Post Bill Queries

Recently we had an audit by an external vendor. They are recommending that we go back and query the physician for missed opportunities. If the physician agrees, then re-bill the record for the higher weight DRG. We are told that retrospective queries (post-bill) are quite common and there is no time constraint on when you can submit a query, only timely filing for billing purposes.

I am aware of the CDI Strategies Q and A article from March 3, 2011 on Re-billing an account after a late query response.

Has anyone experienced this? Did you do retrospective (post-bill) queries? If so what was the outcome?

Is there any other guidance on this topic out there?

Thank you for your help.

Comments

  • It has been some time since I have researched this, but Medicare does permit one to submit a ‘rebill’ up to 60 days past the date of original payment. Other contractors may have similar restrictions, and you would have to check the contracts for other 3rd parties.

    The outcome depends upon the charting and the coding. The payor will ask for a copy of the record in order to substantiate the updated coding, and they will review the documentation as well as the updated coding. My personal experience with this has been very favorable in that we only pursued this process if their was strong support charted and we were very careful to ensure the correct codes were applied. (I worked for a consulting firm and this was a routine process).


    P Evans, RHIA, CCDS

  • Paul, Thank you for your response.
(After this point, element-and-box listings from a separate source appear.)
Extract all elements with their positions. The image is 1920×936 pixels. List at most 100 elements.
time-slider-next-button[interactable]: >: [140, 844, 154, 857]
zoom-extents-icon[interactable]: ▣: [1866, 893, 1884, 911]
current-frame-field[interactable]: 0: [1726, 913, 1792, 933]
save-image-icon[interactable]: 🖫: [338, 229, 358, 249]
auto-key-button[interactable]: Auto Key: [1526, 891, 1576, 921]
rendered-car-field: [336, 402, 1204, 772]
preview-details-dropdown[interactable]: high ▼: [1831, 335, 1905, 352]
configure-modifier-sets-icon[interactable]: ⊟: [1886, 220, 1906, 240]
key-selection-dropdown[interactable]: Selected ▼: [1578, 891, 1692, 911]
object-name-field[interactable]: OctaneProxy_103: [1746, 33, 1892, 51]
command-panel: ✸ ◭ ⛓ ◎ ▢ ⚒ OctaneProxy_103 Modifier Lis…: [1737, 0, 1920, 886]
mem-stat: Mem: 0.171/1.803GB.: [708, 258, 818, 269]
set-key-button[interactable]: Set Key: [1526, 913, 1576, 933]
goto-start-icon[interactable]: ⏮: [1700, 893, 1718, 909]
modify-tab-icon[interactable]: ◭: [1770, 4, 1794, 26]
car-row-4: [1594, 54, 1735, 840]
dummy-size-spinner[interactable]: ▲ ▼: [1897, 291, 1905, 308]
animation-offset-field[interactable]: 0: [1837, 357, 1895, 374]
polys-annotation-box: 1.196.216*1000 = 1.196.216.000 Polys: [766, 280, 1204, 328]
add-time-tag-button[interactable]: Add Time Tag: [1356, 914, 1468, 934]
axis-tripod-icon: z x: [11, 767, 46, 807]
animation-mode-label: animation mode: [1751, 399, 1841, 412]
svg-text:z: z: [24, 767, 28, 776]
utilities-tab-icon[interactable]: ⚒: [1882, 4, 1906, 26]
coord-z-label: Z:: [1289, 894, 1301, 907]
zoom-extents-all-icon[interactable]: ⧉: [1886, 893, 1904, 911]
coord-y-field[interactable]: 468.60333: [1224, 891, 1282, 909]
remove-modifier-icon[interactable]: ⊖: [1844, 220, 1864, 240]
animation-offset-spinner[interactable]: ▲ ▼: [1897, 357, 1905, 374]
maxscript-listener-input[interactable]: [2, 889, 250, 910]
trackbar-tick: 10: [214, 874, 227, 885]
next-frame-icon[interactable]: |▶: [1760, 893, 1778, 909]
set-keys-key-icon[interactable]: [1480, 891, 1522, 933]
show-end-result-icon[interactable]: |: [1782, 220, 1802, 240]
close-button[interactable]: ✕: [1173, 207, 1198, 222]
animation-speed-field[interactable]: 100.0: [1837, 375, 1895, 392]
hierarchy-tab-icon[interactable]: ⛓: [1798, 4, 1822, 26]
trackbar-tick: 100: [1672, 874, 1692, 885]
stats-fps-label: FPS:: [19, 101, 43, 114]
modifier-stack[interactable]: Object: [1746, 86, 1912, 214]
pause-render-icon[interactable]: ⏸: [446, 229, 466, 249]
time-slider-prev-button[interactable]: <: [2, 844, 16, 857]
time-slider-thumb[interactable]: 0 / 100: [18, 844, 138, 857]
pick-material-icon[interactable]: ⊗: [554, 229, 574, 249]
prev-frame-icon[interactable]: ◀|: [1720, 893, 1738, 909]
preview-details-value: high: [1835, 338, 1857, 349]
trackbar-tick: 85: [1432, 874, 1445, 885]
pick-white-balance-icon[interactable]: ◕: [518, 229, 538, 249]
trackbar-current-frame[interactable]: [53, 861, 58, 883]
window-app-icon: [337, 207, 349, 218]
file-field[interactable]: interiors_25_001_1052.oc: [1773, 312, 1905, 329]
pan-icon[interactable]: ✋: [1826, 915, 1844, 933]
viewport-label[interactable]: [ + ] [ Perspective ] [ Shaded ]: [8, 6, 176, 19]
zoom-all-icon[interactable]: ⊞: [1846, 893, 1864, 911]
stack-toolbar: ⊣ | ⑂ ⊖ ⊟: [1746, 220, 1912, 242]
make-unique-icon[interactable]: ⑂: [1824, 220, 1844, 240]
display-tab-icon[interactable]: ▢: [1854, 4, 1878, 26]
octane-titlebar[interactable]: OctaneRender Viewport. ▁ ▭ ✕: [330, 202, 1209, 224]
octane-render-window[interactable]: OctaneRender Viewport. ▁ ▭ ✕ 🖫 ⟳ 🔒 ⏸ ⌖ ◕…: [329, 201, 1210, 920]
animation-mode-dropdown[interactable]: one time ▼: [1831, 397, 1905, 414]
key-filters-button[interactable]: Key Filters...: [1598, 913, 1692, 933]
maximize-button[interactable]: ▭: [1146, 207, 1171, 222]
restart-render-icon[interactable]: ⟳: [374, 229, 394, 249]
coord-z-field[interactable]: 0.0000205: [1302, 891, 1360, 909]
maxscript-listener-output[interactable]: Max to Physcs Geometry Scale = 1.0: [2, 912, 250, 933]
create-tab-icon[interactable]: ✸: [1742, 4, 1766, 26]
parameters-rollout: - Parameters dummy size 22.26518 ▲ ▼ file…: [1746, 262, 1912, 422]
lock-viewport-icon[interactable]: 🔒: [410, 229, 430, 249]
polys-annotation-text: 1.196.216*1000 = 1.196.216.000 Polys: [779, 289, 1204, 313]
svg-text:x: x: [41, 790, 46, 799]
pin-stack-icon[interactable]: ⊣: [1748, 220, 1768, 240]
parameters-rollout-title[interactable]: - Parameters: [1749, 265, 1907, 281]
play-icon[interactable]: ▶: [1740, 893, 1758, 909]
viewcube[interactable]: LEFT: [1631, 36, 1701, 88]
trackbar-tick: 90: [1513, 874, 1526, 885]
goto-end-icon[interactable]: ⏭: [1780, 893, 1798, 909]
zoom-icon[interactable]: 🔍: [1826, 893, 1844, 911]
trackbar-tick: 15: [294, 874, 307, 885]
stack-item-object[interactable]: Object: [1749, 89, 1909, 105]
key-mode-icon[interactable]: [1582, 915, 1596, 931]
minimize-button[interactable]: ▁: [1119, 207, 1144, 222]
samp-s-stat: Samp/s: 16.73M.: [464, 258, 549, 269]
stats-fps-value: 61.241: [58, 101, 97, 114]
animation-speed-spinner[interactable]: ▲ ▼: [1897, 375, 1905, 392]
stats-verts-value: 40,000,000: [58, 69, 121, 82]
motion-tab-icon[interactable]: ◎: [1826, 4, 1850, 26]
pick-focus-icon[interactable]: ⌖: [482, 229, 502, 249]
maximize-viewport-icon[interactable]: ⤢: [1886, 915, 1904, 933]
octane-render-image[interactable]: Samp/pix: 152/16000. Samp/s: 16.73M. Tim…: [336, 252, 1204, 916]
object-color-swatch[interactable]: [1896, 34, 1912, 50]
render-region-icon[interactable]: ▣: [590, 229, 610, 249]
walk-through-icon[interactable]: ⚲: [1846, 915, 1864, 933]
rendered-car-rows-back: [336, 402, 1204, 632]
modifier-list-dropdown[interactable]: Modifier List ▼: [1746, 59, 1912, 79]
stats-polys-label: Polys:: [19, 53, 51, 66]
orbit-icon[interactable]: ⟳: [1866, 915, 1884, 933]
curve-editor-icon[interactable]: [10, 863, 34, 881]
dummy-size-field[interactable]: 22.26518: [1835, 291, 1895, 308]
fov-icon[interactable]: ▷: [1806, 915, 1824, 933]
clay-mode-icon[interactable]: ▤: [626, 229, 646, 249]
We reached out to our billing dept as well and were also told that we had 60 days from remittance of the claim to re-bill.

    My concern for these records was lack of strong support, documented only once, etc.

    In my 14 years as a CDS this is the first time I have been asked to query a physician post bill, and then to re-bill if the physician agreed. I have completed many retrospective queries but they were all pre-bill for completeness of the record.

  • Understood..Personally, I would not rebill anything unless I had strong confidence the documentation, query and coding were up to par. In regards to documentation, once may be sufficient, provided clinical support is present; it depends upon a multitude of factors. As I am sure you know, there is no rule stating how often a condition must be documented in order to be coded.

    Hopefully, you have a strong Coding team working with your CDI team on this advanced process.